In the Lap of God, In the Bosom of Nature

There are moments when life feels like a single breath—an inhale that contains the whole world and an exhale that returns everything to silence. I write this from that place of quiet gratitude, from a life braided by travel, yoga, art, conversation, and work. What I want to share is not a doctrine but a witness: how the formless and the formed meet, how the divine shows up as wind, as a stranger’s smile, as a river, and how that meeting changes the way I move through the world.


Opening Reflection

I have been learning to live as

both the one who watches & the one who acts.

For me, God is the ultimate source—formless, vast—and also the face of nature, immediate and intimate. When these two truths are held together, life stops feeling like a problem to be solved and becomes a field to be tended. This is not an idea I read once and kept; it is a daily practice that has been shaped by years of travel, a steady yoga practice, art-making, deep conversations, and work that asks me to care for the earth.


The Paths That Wove My Life

I have traveled to over sixty countries. Each place taught me a new language of belonging. In markets and monasteries, in deserts and cities, I found the same longing reflected back—people trying to touch what is real. Travel taught me humility and the simple truth that

sacredness is everywhere.

My yoga practice spans over fifteen years. The mat has been a laboratory where breath, body, and mind reveal their stories. Through asana, pranayama, and silence I learned to notice the habitual and to return to presence. The body became

a doorway to the deeper field of being.

Art has been my translation work. Making and researching art taught me how the formless can be held in form. Painting, writing, and listening to other artists sharpened my eye and softened my heart. Reading the lives of sages—Ramakrishna, Ramana Maharshi, Neem Karoli Baba, Nisargadatta Maharaj—gave me language for what I had glimpsed and courage to keep looking.

In deep dialogue and coaching I discovered that presence heals. Conversations became practices of attention. Sitting with another person, holding space without rushing to fix, I watched how clarity and compassion arise naturally when someone is truly heard.

My work in sustainability and technology brought a practical edge to my spiritual life. It showed me that reverence for Bhu Devi, Mother Earth, is not separate from ethics or design. Systems reflect our inner state.

When we design from love, we create conditions where life can flourish.


Witnessing the One in All

The central practice that ties everything together is witnessing. To witness is to notice without clinging, to see the world and the self as a single field. In that seeing, the boundary between the inner and outer softens. The formless source is not somewhere else;

it is the ground beneath every step.

This witnessing is not passive. It changes how I act. Decisions become offerings rather than reactions. Work becomes devotion. Relationships become mirrors where I practice returning to love. The deepest learning I carry is simple and radical:

love heals.

When my state of mind is a state of love, everything I touch is transformed.

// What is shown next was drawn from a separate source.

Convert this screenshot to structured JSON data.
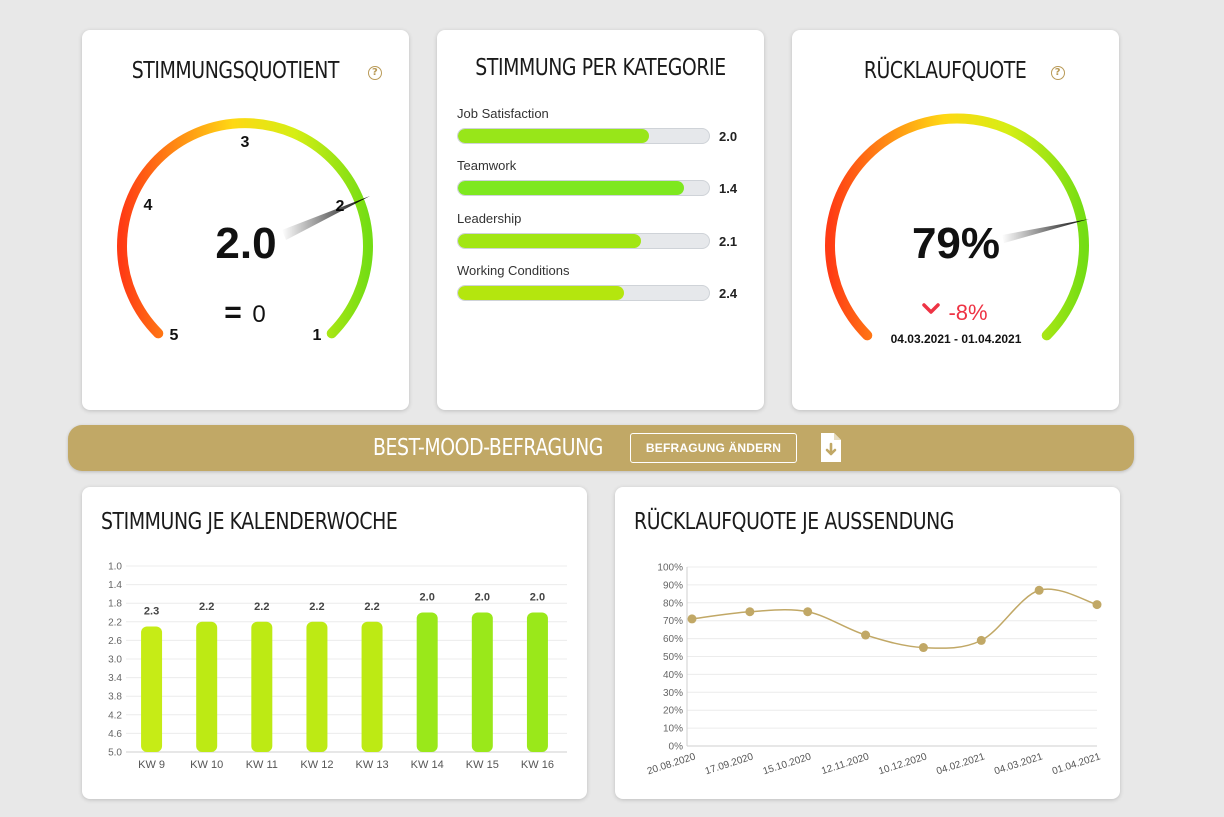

Work, Earth, and Everyday Devotion

Sustainability and technology are spiritual practices when they are rooted in care. I have learned to ask a single question before making choices: does this honor life? That question shifts priorities. It moves design from extraction to regeneration, from short-term gain to long-term flourishing.

Everyday acts become small ceremonies. Cooking, walking, blogging, meeting—each can be an expression of devotion when done with attention. The world needs systems that reflect our deepest values, and those systems are built one mindful choice at a time.


Practices to Live From Love and Closing Gratitude

Here are the practices that keep me steady and that you can borrow if they resonate:

  • Morning Witness
    Sit for a few minutes. Notice breath, body, and the world as one field. Offer a quiet gratitude for what is.
  • Micro-Devotions
    Turn ordinary acts into small ceremonies. Clean your desk as if you are blessing it. Arrange your clothes as if you are purifying the space – inner and outer. Walk as if the ground is sacred.
  • Inquiry Pause
    When a strong emotion arises, ask silently: who is aware of this? Let the question dissolve the story and reveal presence.
  • Art as Prayer
    Make without expectation. Let form be a translation of silence and let the work be an offering.
  • Sustainable Presence
    In work decisions, ask: does this honor life? Let that question guide design, policy, and conversation.
  • Community Practice
    Share readings, dialogues, and simple practices. The web of consciousness is strengthened in relationship.

I am grateful for every teacher, every road, every quiet hour on the mat, and every conversation that held me. The sages I read were not distant figures but companions who pointed to the same silence I keep returning to. My life is an experiment in letting love be the operating system.

If there is one invitation I can offer from my journey, it is this:

make every moment sacred.

Let your attention be the altar. Let your actions be prayers. Keep witnessing, keep tending the earth, and let love be the way you move through the world.

Thank you for reading and for holding space for these reflections. May your days be gentle, and may the meeting of the formless and the formed be a steady home for you.